My heart was beating in my ears. The sweater was pretty good physical evidence that Stella had not been conned. Tom was alive.
I found Sipe’s keys and locked him up in his room and went through every other room in the building. There were nearly a hundred guest and service rooms, and it took a long time. I felt like an archaeologist exploring the interior of a pyramid. The Barcelona’s palmy days seemed that long ago.
All I got for my efforts was a noseful of dust. If Tom was in the building, he was hiding. I had a feeling that he wasn’t there, that he had left the Barcelona for good. Anybody would if he had the chance.
I went back across the highway to Daly’s station. My flashlight found a notice pasted to the lower righthand corner of the front door: “In case of emergency call owner,” with Daly’s home number. I called it from the outside booth, and after a while got an answer:
“Daly here.”
“Lew Archer. I’m the detective who was looking for Harold Harley.”
“This is a heck of a time to be looking for anybody.”
“I found Harley, thanks to you. Now I need your help in some more important business.”
“What’s the business?”
“I’ll tell you when you get here. I’m at your station.”
Daly had the habit of serviceability. “Okay. I’ll be there in fifteen minutes.”
I waited for him in my car, trying to put the case together in my mind. It was fairly clear that Sipe and Mike Harley had been working together, and had used the Barcelona as a hideout. It didn’t look as if Tom had been a prisoner; more likely a willing guest, as Harley had said from the start. Even with Laguna Perdida School in the background, it was hard to figure out why a boy would do this to his parents and himself.
Daly came off the highway with a
flourish and parked his pickup beside me. He got out and slammed the door, which had his name on it. He gave me a frowzy sardonic pre-dawn look.
“What’s on your mind, Mr. Archer?”
“Get in. I’ll show you a picture.”
He climbed in beside me. I turned on the dome light and got out Tom’s photograph. Every time I looked at it it had changed, gathering ambiguities on the mouth and in the eyes.
I put it in Daly’s oil-grained hands. “Have you seen him?”

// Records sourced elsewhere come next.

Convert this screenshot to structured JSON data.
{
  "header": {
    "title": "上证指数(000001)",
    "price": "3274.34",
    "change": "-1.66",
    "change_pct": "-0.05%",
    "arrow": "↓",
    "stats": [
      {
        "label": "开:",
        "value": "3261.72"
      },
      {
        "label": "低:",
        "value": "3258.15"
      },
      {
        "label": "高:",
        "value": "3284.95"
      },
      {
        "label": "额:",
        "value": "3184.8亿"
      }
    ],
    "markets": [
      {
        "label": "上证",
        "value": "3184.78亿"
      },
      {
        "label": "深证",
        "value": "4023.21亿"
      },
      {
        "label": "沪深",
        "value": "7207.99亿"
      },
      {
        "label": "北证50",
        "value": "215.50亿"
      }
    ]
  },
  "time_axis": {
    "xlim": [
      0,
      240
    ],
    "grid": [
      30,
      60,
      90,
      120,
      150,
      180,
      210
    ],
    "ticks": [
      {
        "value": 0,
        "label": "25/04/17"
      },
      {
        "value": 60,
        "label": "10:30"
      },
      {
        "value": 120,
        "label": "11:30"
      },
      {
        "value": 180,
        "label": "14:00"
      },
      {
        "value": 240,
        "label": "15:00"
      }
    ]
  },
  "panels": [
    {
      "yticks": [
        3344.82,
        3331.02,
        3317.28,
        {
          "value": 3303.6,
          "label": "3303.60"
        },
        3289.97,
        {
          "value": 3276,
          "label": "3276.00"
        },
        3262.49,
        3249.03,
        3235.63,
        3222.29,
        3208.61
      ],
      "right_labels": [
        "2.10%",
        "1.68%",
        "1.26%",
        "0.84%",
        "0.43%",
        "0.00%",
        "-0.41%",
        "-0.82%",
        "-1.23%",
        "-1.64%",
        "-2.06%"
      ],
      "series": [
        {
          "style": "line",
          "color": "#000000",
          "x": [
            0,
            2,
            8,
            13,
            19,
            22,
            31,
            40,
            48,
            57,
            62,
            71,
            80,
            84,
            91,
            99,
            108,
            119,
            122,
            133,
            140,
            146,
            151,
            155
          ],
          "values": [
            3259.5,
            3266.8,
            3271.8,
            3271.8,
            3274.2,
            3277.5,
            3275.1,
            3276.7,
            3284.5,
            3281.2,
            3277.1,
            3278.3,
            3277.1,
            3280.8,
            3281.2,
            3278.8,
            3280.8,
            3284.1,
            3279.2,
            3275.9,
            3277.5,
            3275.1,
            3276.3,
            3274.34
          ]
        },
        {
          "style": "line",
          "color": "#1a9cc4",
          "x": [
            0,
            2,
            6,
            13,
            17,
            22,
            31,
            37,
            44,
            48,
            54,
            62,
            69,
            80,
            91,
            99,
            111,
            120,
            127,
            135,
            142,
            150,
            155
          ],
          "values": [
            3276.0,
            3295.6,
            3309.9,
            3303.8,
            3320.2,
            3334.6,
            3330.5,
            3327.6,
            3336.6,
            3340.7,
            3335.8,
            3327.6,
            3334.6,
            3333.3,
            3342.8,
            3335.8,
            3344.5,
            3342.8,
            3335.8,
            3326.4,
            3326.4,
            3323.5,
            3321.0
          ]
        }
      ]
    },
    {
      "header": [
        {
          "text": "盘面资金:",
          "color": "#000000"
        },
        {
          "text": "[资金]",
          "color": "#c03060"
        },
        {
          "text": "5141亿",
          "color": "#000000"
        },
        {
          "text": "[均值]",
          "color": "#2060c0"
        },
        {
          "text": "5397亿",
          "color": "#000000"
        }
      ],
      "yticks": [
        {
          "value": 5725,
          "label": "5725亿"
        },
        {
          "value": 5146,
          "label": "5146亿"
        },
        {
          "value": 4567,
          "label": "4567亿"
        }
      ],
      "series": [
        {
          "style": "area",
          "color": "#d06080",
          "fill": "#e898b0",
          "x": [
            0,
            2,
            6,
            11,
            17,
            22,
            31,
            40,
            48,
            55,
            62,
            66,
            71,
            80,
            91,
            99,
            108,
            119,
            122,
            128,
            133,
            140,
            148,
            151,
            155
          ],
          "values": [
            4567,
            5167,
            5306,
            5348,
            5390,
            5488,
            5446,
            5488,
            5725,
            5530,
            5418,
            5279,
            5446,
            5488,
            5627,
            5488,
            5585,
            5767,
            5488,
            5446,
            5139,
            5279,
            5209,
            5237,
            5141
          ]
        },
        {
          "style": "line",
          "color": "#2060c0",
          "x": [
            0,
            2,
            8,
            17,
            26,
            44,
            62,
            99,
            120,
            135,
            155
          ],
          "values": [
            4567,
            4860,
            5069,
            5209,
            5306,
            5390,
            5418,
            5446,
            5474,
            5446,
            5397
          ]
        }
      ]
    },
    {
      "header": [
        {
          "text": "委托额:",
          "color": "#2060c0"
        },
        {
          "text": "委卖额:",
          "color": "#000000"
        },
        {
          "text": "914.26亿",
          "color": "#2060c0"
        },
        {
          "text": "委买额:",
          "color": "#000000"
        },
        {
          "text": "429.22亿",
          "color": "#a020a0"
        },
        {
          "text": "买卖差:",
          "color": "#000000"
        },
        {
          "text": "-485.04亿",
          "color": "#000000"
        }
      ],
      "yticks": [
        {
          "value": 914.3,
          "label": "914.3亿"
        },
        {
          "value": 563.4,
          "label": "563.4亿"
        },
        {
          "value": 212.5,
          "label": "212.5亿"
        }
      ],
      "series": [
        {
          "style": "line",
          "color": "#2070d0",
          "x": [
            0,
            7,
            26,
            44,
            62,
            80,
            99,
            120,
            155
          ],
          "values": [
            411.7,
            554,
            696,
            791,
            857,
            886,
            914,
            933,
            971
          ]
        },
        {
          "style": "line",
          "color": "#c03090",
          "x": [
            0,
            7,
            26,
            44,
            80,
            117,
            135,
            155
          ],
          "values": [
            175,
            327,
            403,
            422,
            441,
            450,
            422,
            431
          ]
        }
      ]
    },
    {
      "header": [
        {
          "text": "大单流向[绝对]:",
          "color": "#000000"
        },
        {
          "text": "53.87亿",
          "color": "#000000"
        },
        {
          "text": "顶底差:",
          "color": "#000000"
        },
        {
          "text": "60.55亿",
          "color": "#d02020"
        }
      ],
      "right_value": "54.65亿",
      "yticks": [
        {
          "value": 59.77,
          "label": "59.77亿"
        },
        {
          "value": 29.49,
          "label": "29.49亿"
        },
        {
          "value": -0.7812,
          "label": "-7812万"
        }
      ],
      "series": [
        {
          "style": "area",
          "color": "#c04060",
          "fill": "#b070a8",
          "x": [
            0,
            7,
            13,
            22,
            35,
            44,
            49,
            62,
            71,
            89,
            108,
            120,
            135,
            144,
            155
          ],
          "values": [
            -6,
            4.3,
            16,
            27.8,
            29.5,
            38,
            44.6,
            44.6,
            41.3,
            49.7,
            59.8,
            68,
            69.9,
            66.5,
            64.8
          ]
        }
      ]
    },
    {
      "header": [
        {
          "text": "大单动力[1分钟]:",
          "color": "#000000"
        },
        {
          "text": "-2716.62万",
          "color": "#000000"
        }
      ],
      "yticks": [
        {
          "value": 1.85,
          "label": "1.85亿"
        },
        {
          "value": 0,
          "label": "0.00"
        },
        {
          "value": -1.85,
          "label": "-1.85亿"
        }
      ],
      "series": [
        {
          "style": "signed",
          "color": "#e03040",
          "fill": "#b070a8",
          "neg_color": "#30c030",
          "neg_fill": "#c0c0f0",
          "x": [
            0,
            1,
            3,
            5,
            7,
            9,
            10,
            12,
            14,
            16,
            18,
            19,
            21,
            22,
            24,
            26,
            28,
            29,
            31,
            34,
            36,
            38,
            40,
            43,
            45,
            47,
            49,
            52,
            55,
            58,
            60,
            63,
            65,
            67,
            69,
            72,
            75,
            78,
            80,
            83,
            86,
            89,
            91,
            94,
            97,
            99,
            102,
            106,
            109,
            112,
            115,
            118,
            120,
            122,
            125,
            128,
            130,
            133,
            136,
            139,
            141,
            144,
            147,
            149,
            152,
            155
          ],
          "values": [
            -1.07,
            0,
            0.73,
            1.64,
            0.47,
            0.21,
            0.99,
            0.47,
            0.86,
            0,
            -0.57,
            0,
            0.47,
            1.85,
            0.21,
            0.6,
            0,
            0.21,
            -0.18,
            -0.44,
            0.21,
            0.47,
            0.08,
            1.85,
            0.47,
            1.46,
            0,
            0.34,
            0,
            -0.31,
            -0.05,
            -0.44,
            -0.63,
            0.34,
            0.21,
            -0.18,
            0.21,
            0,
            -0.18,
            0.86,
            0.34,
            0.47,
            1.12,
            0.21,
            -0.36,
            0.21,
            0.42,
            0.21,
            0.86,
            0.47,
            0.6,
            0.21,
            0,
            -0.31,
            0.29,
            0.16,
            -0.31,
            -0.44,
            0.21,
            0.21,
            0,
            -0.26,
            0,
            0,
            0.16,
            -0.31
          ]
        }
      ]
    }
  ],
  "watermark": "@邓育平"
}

“Yeah. I have. I saw him two or three times over the last couple of days. He made some telephone calls from the booth there. He made one yesterday afternoon.”
“What time?”
“I didn’t notice, I was busy. It was along toward the end of the afternoon. Then I saw him again last night waiting for the bus.” He pointed down the road toward Santa Monica. “The bus stops at the intersection if you flag it down. Otherwise it don’t.”
“Which bus is that?”
“Any of the intercity buses, excepting the express ones.”
“Did you see him get on a bus?”
“No. I was getting ready to close up. Next time I looked he was gone.”
“What time was this?”
“Around eight-thirty last night.”
“What was he wearing?”
“White shirt, dark slacks.”
“What made you interested enough to watch him?”
Daly fidgeted. “I dunno. I didn’t watch him exactly. I saw him come out of the grounds of the Barcelona and I wondered what he was doing there, naturally. I’d hate to see such a nice-looking boy mixed up with a man like Sipe.” He glanced at the photograph and handed it back to me, as if to relieve himself of the responsibility of explaining Tom.
“What’s the matter with Sipe?”
“What isn’t? I’ve got boys of my own, and I hate to see a man like Sipe teaching boys to drink and—other things. He ought to be in jail, if you want my opinion.”
“I agree. Let’s put him there.”
“You’re kidding.”
“I’m serious, Ben. Right now Sipe is in his hotel room, passed out. He probably won’t wake up for a long time. Just in case he does, will you stay here and watch for him to come out?”